Not too surprising – you tend to write what you like, and if you’re successful, you learn quickly to write for your audience as well. Military-themed writers tend to have a military background or at least a lot of sympathy for those that do, and consumers of military fiction tend to like it because they also admire or sympathize with that mindset. Since (at least in the US) career military persons tend to lean to the right, it’s not too surprising that the writers and the audience would as well.

That’s a stereotype, and like most of those there are exceptions that prove the role. So let’s save some time here: let’s assume that you (the person moving their cursor towards the “reply with quote” button even now) have posted about your favorite left-leaning military sci-fi writer that proves me wrong. Then, let’s also assume that I respond with a thin defense of how your example doesn’t count. Following that, let us all imagine the triumphant post where you rip my counter to shreds and make at least two zingers that no doubt put me into place. Finally, imagine a couple posts by other forum-dwellers congratulating you on your cleverness. Man, you really got me there…

I seem to recall there was some controversy over Lucifer’s Hammer being racist, but it’s been so long since I’ve read it that I don’t feel qualified to comment.

The clumsiest piece of left-wing fiction I’ve seen is Voyage from Yesteryear, which I mentioned earlier. It’s the evil capitalist authoritarians vs. the good socialist colonists, and it’s entirely about this socialist utopia he’s envisioned. Again, as I said before, it’s weird because Hogan did a complete flip-flop within a few years and started writing libertarian political fiction instead.

I don’t recall ever reading anything by Banks I’d consider political. Maybe there’s more under the Iain M. Banks name.
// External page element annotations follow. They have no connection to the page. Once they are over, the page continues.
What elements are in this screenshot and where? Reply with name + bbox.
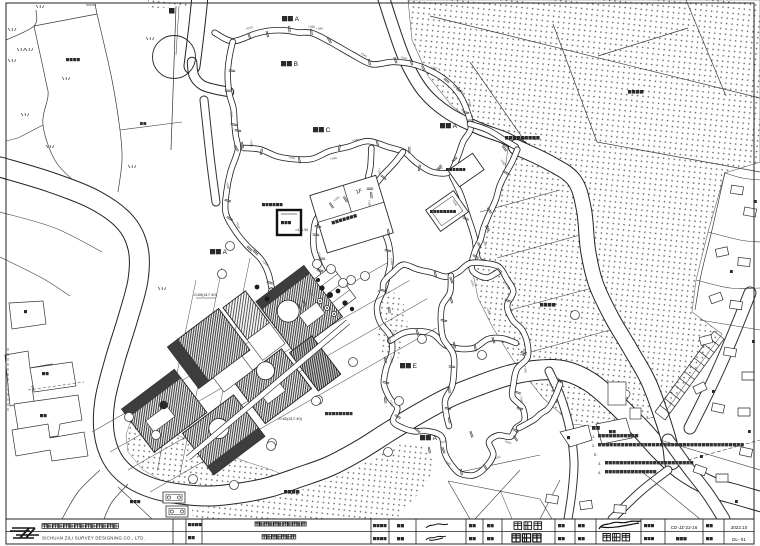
svg-text:+040: +040 <box>391 330 396 338</box>
svg-text:+040: +040 <box>316 26 324 31</box>
svg-text:A: A <box>295 16 300 23</box>
svg-text:+040: +040 <box>317 252 322 260</box>
svg-text:-0.60(417.40): -0.60(417.40) <box>193 292 218 297</box>
svg-text:+040: +040 <box>367 200 372 208</box>
svg-text:+040: +040 <box>519 396 524 404</box>
svg-text:+040: +040 <box>249 140 254 148</box>
svg-text:+040: +040 <box>389 400 394 408</box>
svg-text:+040: +040 <box>229 110 234 118</box>
svg-text:+040: +040 <box>308 25 315 29</box>
svg-text:C: C <box>326 127 331 134</box>
svg-text:A: A <box>453 123 458 130</box>
svg-text:SICHUAN ZILI SURVEY DESIGNING: SICHUAN ZILI SURVEY DESIGNING CO., LTD. <box>42 536 145 541</box>
svg-text:CD-JZ-22-16: CD-JZ-22-16 <box>671 525 698 530</box>
svg-text:=414.90: =414.90 <box>295 228 308 232</box>
svg-text:A: A <box>433 435 438 442</box>
svg-text:2.: 2. <box>592 443 595 448</box>
svg-text:-0.60(417.40): -0.60(417.40) <box>278 416 303 421</box>
svg-text:2022.10: 2022.10 <box>731 525 748 530</box>
svg-text:+040: +040 <box>377 168 382 176</box>
svg-text:1.: 1. <box>592 434 595 439</box>
svg-text:A: A <box>223 249 228 256</box>
svg-text:E.: E. <box>594 452 598 457</box>
svg-text:DL- 01: DL- 01 <box>732 537 746 542</box>
svg-text:+040: +040 <box>389 356 394 364</box>
svg-text:E: E <box>413 363 418 370</box>
svg-text:3.: 3. <box>598 461 601 466</box>
svg-text:+040: +040 <box>523 366 528 374</box>
svg-text:B: B <box>294 61 298 68</box>
svg-text:4.: 4. <box>598 470 601 475</box>
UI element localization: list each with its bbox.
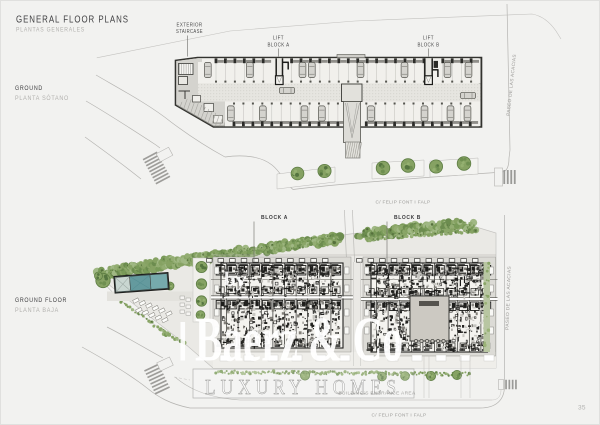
svg-text:EXTERIOR: EXTERIOR: [177, 23, 203, 29]
svg-text:STAIRCASE: STAIRCASE: [176, 29, 203, 35]
svg-text:C/ FELIP FONT I FALP: C/ FELIP FONT I FALP: [376, 200, 431, 205]
svg-text:Baerz & Co: Baerz & Co: [195, 305, 403, 375]
svg-text:PLANTA SÓTANO: PLANTA SÓTANO: [15, 93, 69, 102]
svg-text:LIFT: LIFT: [273, 35, 284, 41]
svg-text:GROUND: GROUND: [15, 85, 43, 92]
svg-text:BLOCK A: BLOCK A: [268, 43, 290, 49]
svg-text:BLOCK B: BLOCK B: [394, 215, 421, 221]
svg-text:C/ FELIP FONT I FALP: C/ FELIP FONT I FALP: [372, 413, 427, 418]
svg-text:by: by: [224, 267, 247, 291]
svg-text:GENERAL FLOOR PLANS: GENERAL FLOOR PLANS: [16, 14, 129, 25]
svg-text:35: 35: [578, 405, 586, 412]
svg-text:PLANTA BAJA: PLANTA BAJA: [15, 307, 59, 314]
svg-text:BLOCK A: BLOCK A: [261, 215, 288, 221]
svg-text:LUXURY HOMES: LUXURY HOMES: [205, 375, 401, 399]
svg-text:PLANTAS GENERALES: PLANTAS GENERALES: [16, 27, 85, 34]
svg-text:GROUND FLOOR: GROUND FLOOR: [15, 297, 67, 304]
svg-text:BLOCK B: BLOCK B: [418, 43, 440, 49]
svg-text:LIFT: LIFT: [423, 35, 434, 41]
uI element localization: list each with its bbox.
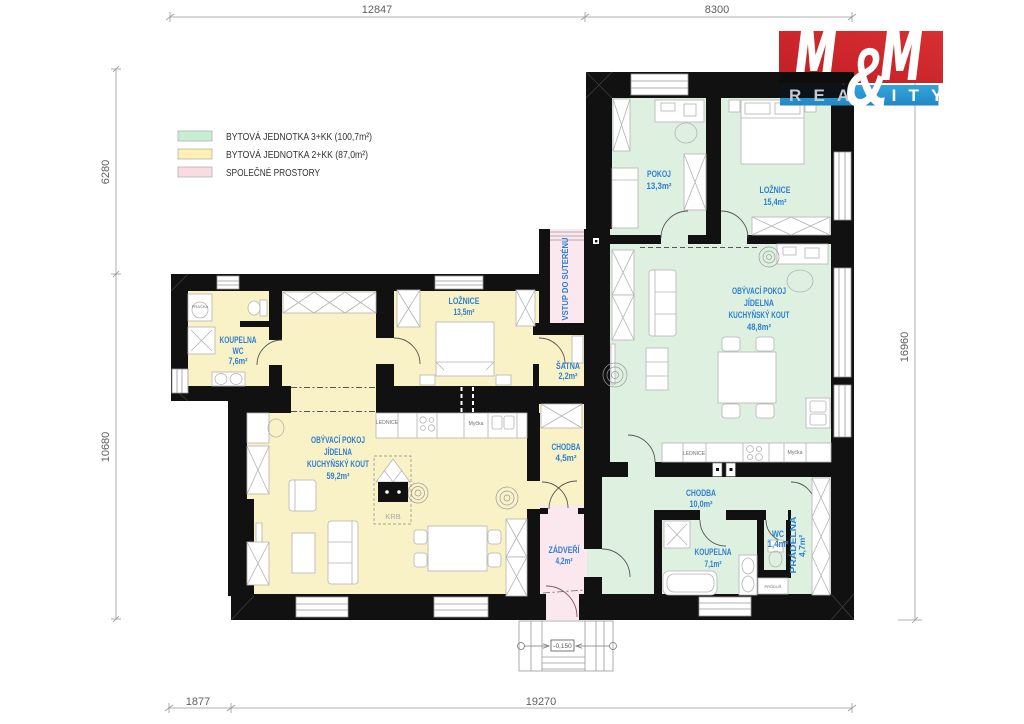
svg-text:&: & [841, 31, 893, 124]
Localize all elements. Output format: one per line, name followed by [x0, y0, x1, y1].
Sure, the Culture doesn’t have money, but it’s more about being post-scarcity than a political statement.

Banks doesn’t grab you by the collar and shake you while saying capitalist society is evil, like a typical right-wing author does with respect to their imagined idea of socialism. But many of his Culture books are about malicious and even monstrous non-Culture societies that often portray some exaggerated (or not so exaggerated) quality of modern western society. Whether it’s the sexist and authoritarian cruelty of, uh, whatever that society was in Player of Games, or the hegemonic rapacity of the Affront, I think there’s a lot of direct criticism of western governments and culture in the current day. He did after all burn his UK passport when the Labour (!) government made the decision to send troops to Iraq.
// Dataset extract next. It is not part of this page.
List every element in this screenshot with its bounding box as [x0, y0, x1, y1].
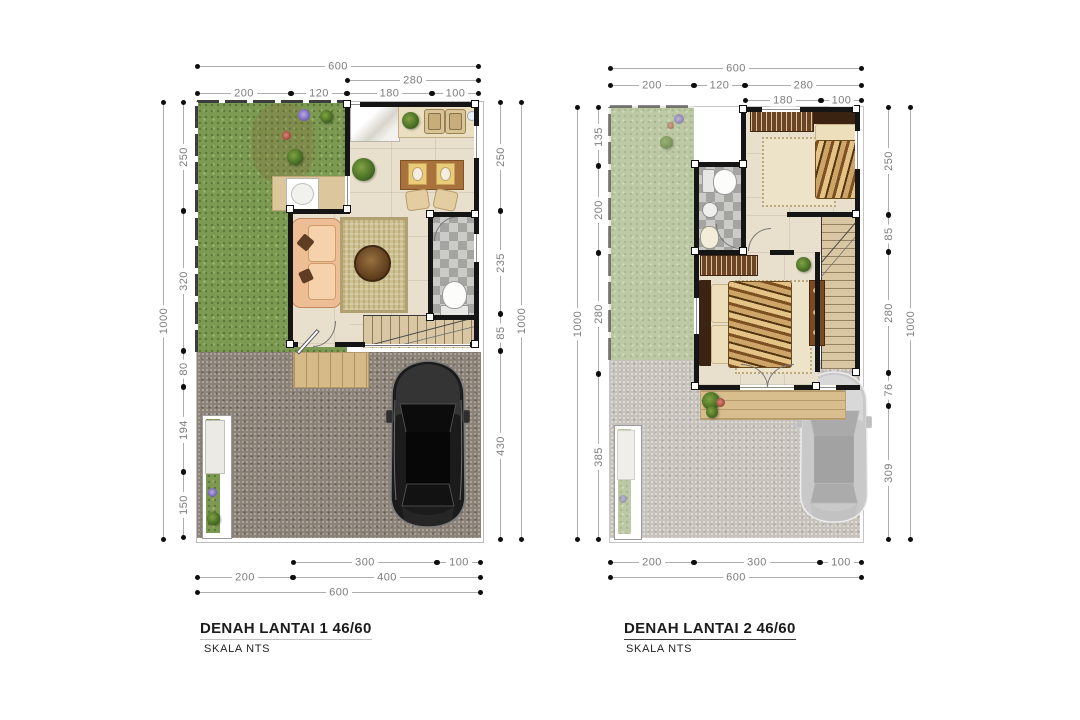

That being said, he never comes out and says “dumbass, if you only voted for a guaranteed minimum income the world would be a happy place” and he doesn’t have his heroic MC who can do no harm take a chapter off to rant about the evils of CEOs and interlocking directorates, so as I was saying, writers like Banks are not nearly as polarizing to read as some of the right-wingers mentioned in this thread.

The politics of intervention and colonialism, superiority mindsets (when they’re justified - the Minds over Humans), societal control, terrorism and subversion (Look To Windward (…if you have it, re-read what The Culture do at the end! Not to mention the issue of the entire failed intervention), means of punishment and state control of such (Surface Detail), experimental ethics and the role of the truth in politics… (The Hydrogen Sonata)

There’s also a lot more subtle stuff, for example how he plays /against/ the heroic ideal, in favour of a collective one. In Consider Phelebus, was anything actually decided by the protagonists?
Excession, where the entire thing is more-or-less a moral panic?

There’s actually a fair amount. Most of it, such as the racism, is more implied or inherent in the world view than explicitly argued, but toward the end the shape of the society to come is firmed up, and we get what amounts to an apologia for various unpleasant bits of history. It turns out things as varied as slavery, arranged marriage, and unequal rights were natural and necessary, and it only became possible to do away with them in the wake of the Industrial Revolution. Thanks, science!

I don’t remember that. I remember it being only so-so and that the bad guys had a doctor vetting which bodies could be eaten, but that’s about. I wonder if I still have my copy?